彼は高嶺のヤンキー様5(元ヤン)
瑞希お兄ちゃんの言葉の意味を理解できずにいれば、カンナさんから怒鳴り声が上がる。
「なにごちゃごちゃ言ってんすか、真田先輩!?」
「な、なんでもねぇーよ!なぁ、凛?」
「そ、そうですよ~」
「たくっ!誰にでもいい顔しやがって!」
「高千穂ちゃん、そんな顔しないで!美人が台無しじゃない~ねえ、凛ちゃん??」
「は、はい!カンナさんは和服美人です!」
「誤魔化してんじゃねぇーぞ、ボケ!たくっ・・・もういいよ!阿保くせー!」
「あの、怒ってます?」
「呆れてるんだよ。つーか、いつまで立ってるんだよ、凛!座れ!」
「え、あの・・・」
(好きで立ってたわけじゃないんだけどな・・・)
そう言うとまたもめそうなので、黙ってうなずく。
「ほら、こっち来いって!手間かけさせんなよ!ホント、お前は手がかかるんだからよぉー!」
「ご、ごめんね、カンナさん。

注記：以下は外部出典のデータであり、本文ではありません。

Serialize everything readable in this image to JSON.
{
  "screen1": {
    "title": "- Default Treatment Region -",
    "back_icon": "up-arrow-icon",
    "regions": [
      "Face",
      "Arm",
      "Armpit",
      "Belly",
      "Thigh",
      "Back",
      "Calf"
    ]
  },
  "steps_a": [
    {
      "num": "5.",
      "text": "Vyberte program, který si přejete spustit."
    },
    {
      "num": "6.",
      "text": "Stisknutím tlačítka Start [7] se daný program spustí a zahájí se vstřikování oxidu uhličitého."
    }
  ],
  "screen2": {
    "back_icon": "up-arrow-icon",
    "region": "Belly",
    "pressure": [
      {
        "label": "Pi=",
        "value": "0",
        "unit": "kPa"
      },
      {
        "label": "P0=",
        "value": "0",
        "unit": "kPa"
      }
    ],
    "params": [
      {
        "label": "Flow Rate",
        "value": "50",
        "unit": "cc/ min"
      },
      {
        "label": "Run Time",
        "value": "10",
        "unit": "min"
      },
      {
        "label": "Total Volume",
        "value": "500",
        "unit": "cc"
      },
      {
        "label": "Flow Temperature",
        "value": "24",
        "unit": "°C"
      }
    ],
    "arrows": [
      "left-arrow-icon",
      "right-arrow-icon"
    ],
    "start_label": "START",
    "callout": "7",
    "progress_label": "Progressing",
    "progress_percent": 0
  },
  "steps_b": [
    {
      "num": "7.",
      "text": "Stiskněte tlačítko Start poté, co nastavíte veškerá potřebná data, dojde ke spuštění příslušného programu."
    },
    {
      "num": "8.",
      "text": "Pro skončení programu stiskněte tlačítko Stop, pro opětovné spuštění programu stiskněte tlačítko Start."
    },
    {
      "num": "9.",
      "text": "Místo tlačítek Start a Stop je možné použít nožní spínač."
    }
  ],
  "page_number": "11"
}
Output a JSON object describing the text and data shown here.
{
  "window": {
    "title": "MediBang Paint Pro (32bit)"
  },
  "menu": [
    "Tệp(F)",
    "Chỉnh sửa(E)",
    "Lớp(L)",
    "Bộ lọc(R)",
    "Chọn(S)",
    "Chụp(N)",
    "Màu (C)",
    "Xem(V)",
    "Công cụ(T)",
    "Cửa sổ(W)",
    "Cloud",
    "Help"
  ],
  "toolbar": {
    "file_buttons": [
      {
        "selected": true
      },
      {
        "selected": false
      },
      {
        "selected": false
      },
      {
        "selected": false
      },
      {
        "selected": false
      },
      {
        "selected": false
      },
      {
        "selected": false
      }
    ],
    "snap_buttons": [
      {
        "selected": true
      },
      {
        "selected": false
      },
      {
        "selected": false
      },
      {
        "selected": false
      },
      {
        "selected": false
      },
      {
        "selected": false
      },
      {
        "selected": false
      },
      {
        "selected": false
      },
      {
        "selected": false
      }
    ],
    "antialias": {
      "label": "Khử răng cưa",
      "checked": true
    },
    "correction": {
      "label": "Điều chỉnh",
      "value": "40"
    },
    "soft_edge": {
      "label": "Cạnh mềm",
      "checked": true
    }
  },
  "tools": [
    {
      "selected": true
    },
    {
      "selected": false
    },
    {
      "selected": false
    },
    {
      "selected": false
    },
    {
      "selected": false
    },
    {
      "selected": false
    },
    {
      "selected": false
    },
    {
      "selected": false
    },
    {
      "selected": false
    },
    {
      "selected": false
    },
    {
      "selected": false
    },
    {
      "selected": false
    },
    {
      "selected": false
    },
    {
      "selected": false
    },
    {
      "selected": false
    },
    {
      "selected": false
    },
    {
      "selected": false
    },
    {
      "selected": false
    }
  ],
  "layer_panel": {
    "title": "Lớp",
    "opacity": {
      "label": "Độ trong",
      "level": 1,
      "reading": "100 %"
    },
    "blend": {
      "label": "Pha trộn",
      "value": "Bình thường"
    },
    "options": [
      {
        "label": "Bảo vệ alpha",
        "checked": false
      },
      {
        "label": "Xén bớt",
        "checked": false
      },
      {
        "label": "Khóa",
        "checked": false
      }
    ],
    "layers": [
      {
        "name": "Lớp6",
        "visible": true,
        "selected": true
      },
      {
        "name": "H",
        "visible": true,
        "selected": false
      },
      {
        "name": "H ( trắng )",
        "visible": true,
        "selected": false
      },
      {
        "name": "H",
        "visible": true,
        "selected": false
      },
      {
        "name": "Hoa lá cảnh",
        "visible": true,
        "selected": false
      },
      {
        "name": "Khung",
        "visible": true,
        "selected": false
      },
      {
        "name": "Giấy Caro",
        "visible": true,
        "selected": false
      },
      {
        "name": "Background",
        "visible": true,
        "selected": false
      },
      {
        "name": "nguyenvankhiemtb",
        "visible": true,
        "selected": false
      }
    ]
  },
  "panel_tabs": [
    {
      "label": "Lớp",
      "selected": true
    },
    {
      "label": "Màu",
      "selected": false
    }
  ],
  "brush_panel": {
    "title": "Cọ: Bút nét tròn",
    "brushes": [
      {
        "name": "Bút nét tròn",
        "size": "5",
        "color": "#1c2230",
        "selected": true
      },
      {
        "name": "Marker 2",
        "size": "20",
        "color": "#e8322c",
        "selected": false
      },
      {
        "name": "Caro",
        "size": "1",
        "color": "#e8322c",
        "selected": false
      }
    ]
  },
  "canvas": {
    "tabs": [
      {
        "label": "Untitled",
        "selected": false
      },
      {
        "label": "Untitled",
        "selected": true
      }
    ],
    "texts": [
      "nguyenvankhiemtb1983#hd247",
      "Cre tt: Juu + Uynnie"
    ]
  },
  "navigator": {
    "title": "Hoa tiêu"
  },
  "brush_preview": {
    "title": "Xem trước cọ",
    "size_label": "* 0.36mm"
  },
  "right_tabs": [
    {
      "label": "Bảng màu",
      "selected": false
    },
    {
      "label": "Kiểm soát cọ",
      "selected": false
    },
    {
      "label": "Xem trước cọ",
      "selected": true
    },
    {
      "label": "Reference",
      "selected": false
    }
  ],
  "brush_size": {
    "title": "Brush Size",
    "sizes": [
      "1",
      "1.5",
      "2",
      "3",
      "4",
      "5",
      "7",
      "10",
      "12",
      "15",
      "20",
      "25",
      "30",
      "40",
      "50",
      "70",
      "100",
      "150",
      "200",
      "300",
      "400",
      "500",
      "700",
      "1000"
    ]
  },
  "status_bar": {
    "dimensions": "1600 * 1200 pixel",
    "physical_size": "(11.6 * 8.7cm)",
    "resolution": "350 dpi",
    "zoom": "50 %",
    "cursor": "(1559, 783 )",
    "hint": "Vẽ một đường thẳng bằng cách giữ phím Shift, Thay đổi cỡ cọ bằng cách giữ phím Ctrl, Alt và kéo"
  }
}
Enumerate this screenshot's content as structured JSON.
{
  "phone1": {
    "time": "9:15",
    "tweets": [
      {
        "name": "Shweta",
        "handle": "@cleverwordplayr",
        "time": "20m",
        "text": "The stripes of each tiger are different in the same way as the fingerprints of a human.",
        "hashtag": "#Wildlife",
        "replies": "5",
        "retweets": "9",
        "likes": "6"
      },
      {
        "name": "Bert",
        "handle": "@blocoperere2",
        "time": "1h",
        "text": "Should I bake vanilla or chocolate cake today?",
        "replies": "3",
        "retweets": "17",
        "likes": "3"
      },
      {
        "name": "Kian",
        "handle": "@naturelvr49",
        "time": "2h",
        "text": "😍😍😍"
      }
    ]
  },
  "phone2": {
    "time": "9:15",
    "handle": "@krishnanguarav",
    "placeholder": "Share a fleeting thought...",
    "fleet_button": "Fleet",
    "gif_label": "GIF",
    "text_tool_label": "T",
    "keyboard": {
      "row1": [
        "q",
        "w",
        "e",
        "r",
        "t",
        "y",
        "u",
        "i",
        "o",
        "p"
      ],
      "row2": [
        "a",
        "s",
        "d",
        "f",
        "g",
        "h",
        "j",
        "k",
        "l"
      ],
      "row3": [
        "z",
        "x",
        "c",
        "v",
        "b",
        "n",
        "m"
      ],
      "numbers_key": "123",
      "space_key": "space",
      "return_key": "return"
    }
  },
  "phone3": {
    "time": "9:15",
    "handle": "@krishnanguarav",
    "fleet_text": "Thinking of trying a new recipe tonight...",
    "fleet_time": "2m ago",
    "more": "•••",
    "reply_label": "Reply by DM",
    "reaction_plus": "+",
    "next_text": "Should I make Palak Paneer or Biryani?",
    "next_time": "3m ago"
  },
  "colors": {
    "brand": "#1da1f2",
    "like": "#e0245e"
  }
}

」
「おい、カンナ!こういう時は先輩方優先だろう!?」
「わかってるよ、悠斗!」
「そんなに凛君に構いたいのかぁー?」
「黙れ、秀!」
「みっともない真似すんな、オメーら!さあ、瑞希先輩!座ってください!」
「ああ、じゃあ邪魔するぜ?」
円城寺君の勧めで、瑞希お兄ちゃん達初代メンバーがシートに上がる。
先輩優先で、瑞希お兄ちゃん達が先に座っていく。
初代達が腰を下ろしたところで、元総長が言った。
「凛、お前らも早く座れよ。」
「は、はい!ただいま!」
好きな人に手招きをされ、胸が高鳴る。
瑞希お兄ちゃんの隣を狙ったんだけど・・・・
「リンリン一緒に座ろう!」
「え?」
「俺もお側に!」
「ええ!?」
両側から引っ張られ、瑞希お兄ちゃんの隣に行けない。
「ちょ、僕は瑞希お兄ちゃんの隣に~!」
「瑞希先輩、隣失礼します!」
「円城寺君!」
瑞希お兄ちゃんと烈司さんが並んで座っている反対側に・・・・総長代行が腰を下ろす。